Et hop! il a déjà filé! Surprise, la malheureuse se plonge dans la lecture de l'évangile qu'elle feuillette, curieuse. La première phrase qui lui tombe sous les yeux ne lui dit pas grand-chose. Mais plus loin, que c'est beau! Elle découvre des mots qui lui font tant de bien: "Venez à moi, vous tous qui êtes fatigués et chargés et je vous donnerai du repos."
Quand Lydie rentre, elle trouve une visiteuse toute prête à recevoir dans son coeur le message de l'Evangile et la paix de Dieu.
Quelques jours plus tard, une cinquantaine d'hommes sont assis par rangées dans le réfectoire du foyer. Dos voûtés, épaules tombantes, ils ont l'air plus fatigués que d'habitude. Est-ce peut-être la chaleur de cette journée accablante? Quelques-uns chuchotent entre eux. D'autres ont le regard dans le vide, indifférents aux quelques décorations qui ornent les parois. A quoi pensent-ils ? Et qu'attendent-ils tous là, dans ce silence pesant?
Aujourd'hui, c'est Noël. Chacun se souvient de son enfance. C'était le bon temps: il y avait la crèche ou le sapin, les petites gâteries, mais surtout, oui surtout...l'atmosphère si chaude de la famille réunie. Ici, pas de neige, pas de sapin, pas d'enfants qui chantent, pas le moindre cadeau, pas de bonheur!
Cette année pourtant, même au bagne ce sera Noël.
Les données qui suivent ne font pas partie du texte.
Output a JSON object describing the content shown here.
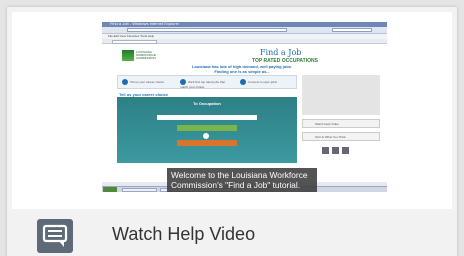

Pour leurs frères dans l'oubli et dans la misère, les missionnaires ont préparé une petite fête.
Au premier rang, Jeannot s'impatiente sur les genoux de Namour.
– Dis, Namour! C'est encore long jusqu'à ce que papa et maman viennent?
– Patiente encore un peu! Tout le monde est déjà là parce que personne ne sait que faire. Mais ce n'est pas encore l'heure. Tes parents finissent de tout préparer. Ecoute. On les entend marcher dans l'appartement, au-dessus de nous!
– Mais c'est long, Namour! Attends, je vais juste là! dit l'enfant, glissant comme un chat entre les genoux de son grand ami.
Quelle pensée peut bien avoir traversé la petite tête bouclée? Tiens! le bambin se hisse sur l'estrade. Etonnement général. Quelques sourires dans l'auditoire encouragent l'enfant qui regarde gentiment tous ces hommes, comme pour leur demander un peu d'attention. Puis, à la grande surprise de chacun, Jeannot se met à chanter un cantique. Comme une étoile qui brille dans une nuit noire, la voix frêle du petit bonhomme illumine les yeux tristes.
La deuxième strophe, il ne la connaît pas. Mais quand papa chante avec les bagnards, il y a toujours plusieurs strophes. Alors l'enfant reprend celle qu'il vient de chanter. Une fois... deux fois, si naturellement. Bientôt cinquante voix de bagnards accompagnent celle d'un Jeannot tout surpris qui se met à battre la mesure, pour faire comme papa. Rapidement la joie de Noël gagne tous les coeurs.
– Dépêchons-nous! se disent les missionnaires, en haut dans l'appartement. C'est formidable, ils ont commencé la fête tout seuls. Lequel d'entre eux a bien pu choisir un cantique et l'entonner pour entraîner les autres? Jamais nos hommes n'ont si bien chanté! Allons vite les rejoindre...
Imaginez la surprise de Lydie et de Jean quand ils trouvent, sur l'estrade, leur tout petit "bagnard"!
Souviens-toi de ceci: Ta main, si elle tend un évangile, ta voix, si elle chante un cantique peuvent apporter de la joie dans un coeur envahi de chagrin. Ces mains et cette voix, mets-les à la disposition de Dieu. Il saura bien comment les employer.